Sunday 10 March 2013

Human rights and the curse of laws

****

The debate over the Human Rights Act and its parents - the European Court of Human Rights and the "Universal Declaration of Human Rights" - is a strange one. Not because the matter of 'rights' is unimportant or even that these laws are without value but because the presumption in all of this is that rights exist only because of our masters' benevolence. The debate seems to treat 'rights' in a way little changed from the rights granted by feudal lords to their most loyal servants - somehow our rights will disappear, melt like snow in Summer, were the Human Rights Acts to be scrapped.

The state constrains rights and then allows, in its benevolence, some of those rights to be freed. The state is not the source of rights but exists - or should exist - to protect those rights. The debate shouldn't be about the existence or otherwise of rights but about the best way to ensure those rights are guarded.

Let it be known that the British liberties are not the grants of princes of parliaments, but original rights, conditions of original contracts, coequal with prerogative, and coeval with government. That many of our rights are inherent and essential, agreed on as maxims and established as preliminaries even before a parliament existed.

It does not matter at all whether we have signed some declaration, taken part in some international court or passed laws within parliament. All that matters is that our rights are protected, that we can have confidence that authorities charged with upholping those rights will do so and that this will be done without fear or favour.

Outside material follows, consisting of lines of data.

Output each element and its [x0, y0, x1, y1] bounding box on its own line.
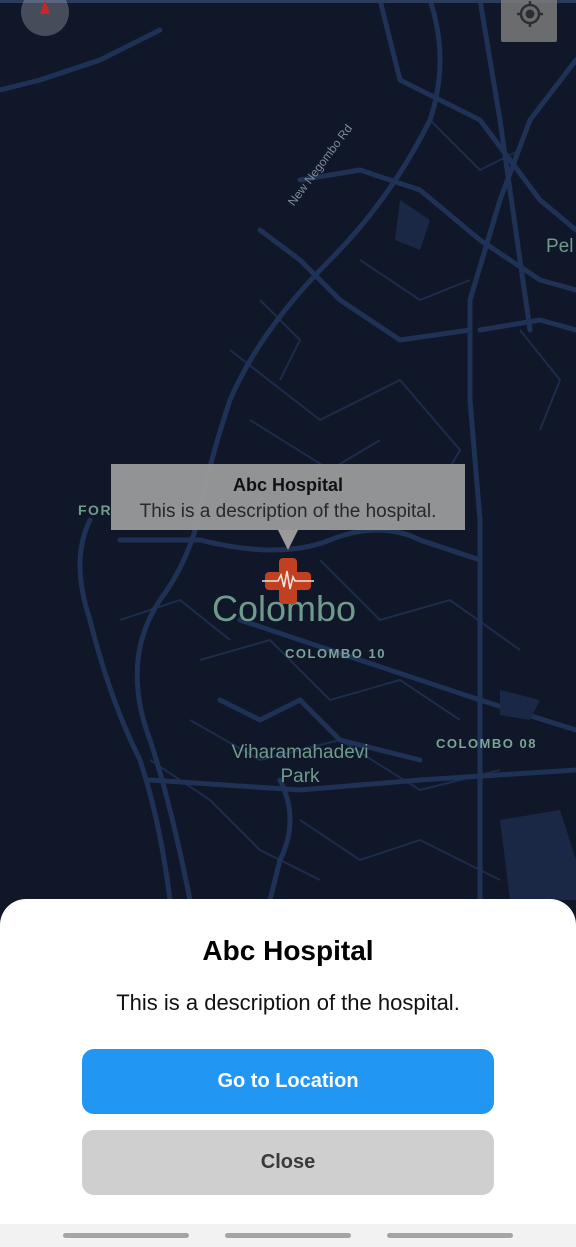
district-label-colombo-10: COLOMBO 10 [285, 646, 386, 661]
bottom-sheet: Abc Hospital This is a description of th… [0, 899, 576, 1247]
go-to-location-button[interactable]: Go to Location [82, 1049, 494, 1114]
nav-pill-left[interactable] [63, 1233, 189, 1238]
nav-pill-center[interactable] [225, 1233, 351, 1238]
nav-pill-right[interactable] [387, 1233, 513, 1238]
area-label-fort: FOR [78, 502, 113, 518]
hospital-cross-icon [262, 558, 314, 604]
area-label-pel: Pel [546, 236, 574, 257]
my-location-button[interactable] [501, 0, 557, 42]
close-button[interactable]: Close [82, 1130, 494, 1195]
district-label-colombo-08: COLOMBO 08 [436, 736, 537, 751]
sheet-title: Abc Hospital [202, 935, 374, 966]
compass-icon [40, 0, 50, 14]
info-window-title: Abc Hospital [232, 475, 343, 495]
hospital-marker[interactable] [262, 558, 314, 604]
info-window-pointer [278, 530, 298, 550]
sheet-description: This is a description of the hospital. [116, 990, 460, 1015]
my-location-icon [517, 1, 543, 27]
info-window-description: This is a description of the hospital. [139, 501, 437, 522]
park-label: Viharamahadevi Park [231, 742, 369, 787]
system-navigation-bar [0, 1224, 576, 1247]
marker-info-window[interactable]: Abc Hospital This is a description of th… [111, 464, 465, 530]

This is not the case. Take Article 19 of the Universal Declaration of Human Rights, that document that we cherish:

Everyone has the right to freedom of opinion and expression; this right includes freedom to hold opinions without interference and to seek, receive and impart information and ideas through any media and regardless of frontiers.

Does this say anything about being arrested for being rude about a diver? Or stopped from photographing a police station or an airport? Or the entire edifice now being built around 'hate crime' and 'equalities' - an edifice designed to bully people into accepting the left's newspeak rather than to deal with hate?

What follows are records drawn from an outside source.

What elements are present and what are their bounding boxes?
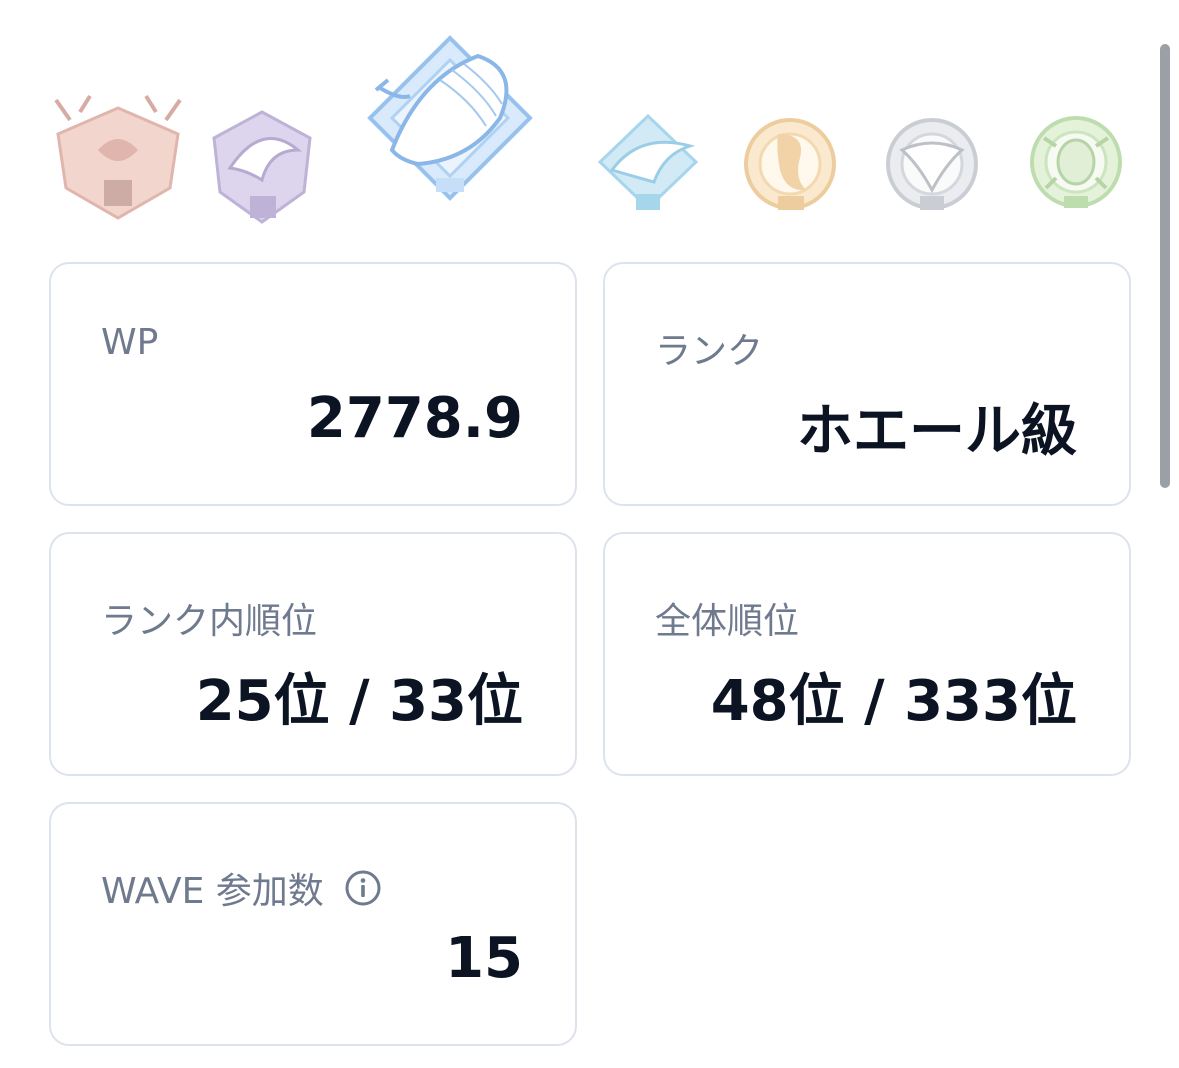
rank-label: ランク [655,331,764,372]
info-icon[interactable] [344,869,382,907]
wp-card: WP 2778.9 [49,262,577,506]
scrollbar[interactable] [1160,44,1170,488]
wave-count-label: WAVE 参加数 [101,871,324,912]
stats-page: WP 2778.9 ランク ホエール級 ランク内順位 25位 / 33位 全体順… [0,0,1179,1068]
turtle-badge-icon[interactable] [1030,116,1122,208]
orca-badge-icon[interactable] [212,110,312,224]
overall-position-label: 全体順位 [655,601,800,642]
wave-count-value: 15 [445,926,523,991]
wave-count-label-row: WAVE 参加数 [101,862,382,914]
overall-position-card: 全体順位 48位 / 333位 [603,532,1131,776]
whale-badge-icon[interactable] [367,35,533,201]
overall-position-value: 48位 / 333位 [710,669,1077,734]
seahorse-badge-icon[interactable] [744,118,836,210]
rank-badges-row [54,35,1122,224]
manta-badge-icon[interactable] [886,118,978,210]
wp-label: WP [101,322,159,363]
shark-badge-icon[interactable] [597,113,699,211]
rank-value: ホエール級 [797,399,1077,464]
wp-value: 2778.9 [306,386,523,451]
rank-position-value: 25位 / 33位 [195,669,523,734]
rank-position-card: ランク内順位 25位 / 33位 [49,532,577,776]
crab-badge-icon[interactable] [54,94,182,220]
rank-position-label: ランク内順位 [101,601,318,642]
wave-count-card: WAVE 参加数 15 [49,802,577,1046]
rank-card: ランク ホエール級 [603,262,1131,506]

Perhaps there is a case for declaring some beliefs so dreadful and to merit their expression a crime - but where do we stop with defining those dreadful beliefs? And if it is right to prevent racism by making its expression a crime despite this being contrary to Article 19, surely it is also right to allow the deportation of criminals who constitute a threat to wider society despite their claim of a "right to a private and family life" under Article 8 of the UK's Human Rights Act?

In all the discussion around 'rights', there is an assumption that the Human Rights Act is intended to protect rights and not to contain fundamental rights within a body of law - to bring those rights back under the definition and purview of the state. So free speech is qualified - to such an extent that any protection of our 'right' to speak is nullified by the tools available to agents of government. The protection of "health or morals" seems so broad as to allow almost any statement ot be proscribed. And if this is not enough the Act allows the limiting of free speech to protect 'national security' and to prevent 'disorder'.

The Human Rights Act isn't a universal, sacrosanct declaration but, as with all laws, a flawed, controlling interpretation of the idea of 'rights'. The idea that changing it - even scrapping it - represents a backward step and that somehow our rights would vanish is nonsense. The most important rights - speech, movement, assembly, protest, exchange - these rights are more honoured in the breech by the Human Rights Act. The state is granted so many controls and the 'rights' are so curtailed that it's hard to see that the loss of the Act would make much difference.

In discussing 'rights' we should be talking first about what are the things that make us free and then what are the justifications for limiting somebodies freedom. Instead we indulge in an ever more occult discussion - guarded closely by lawyers - where the parsing of particular sentences and the dissecting of judges' opinions casts a thick mist over any understanding of 'rights'.

Finally, just as 'equalities' rules run the risk of being used to secure advantage, so it the case with the Human Rights Act. And because our judges care more about words than intention - such in the curse of laws - the result is decision-making that does not promote rights but that brings the protection of rights into question. To the ordinary man such inconsistencies, such egregious interpretation of 'rights' means that we run the risk of destroying protection on the altar of lawyerly pedantry.

....





1 comment:

Anonymous said...

Once again, you espouse the views that were common throughout the Conservative party when I was an avid supporter; now, your views seem to be those of the minority. Are you truly one of a shrinking minority, or part of the continuing consensus? Should you be of the former, one question could be: why do you continue as a member of the party? If the latter, why do you (in the collective) allow those in the Houses to claim to speak for you?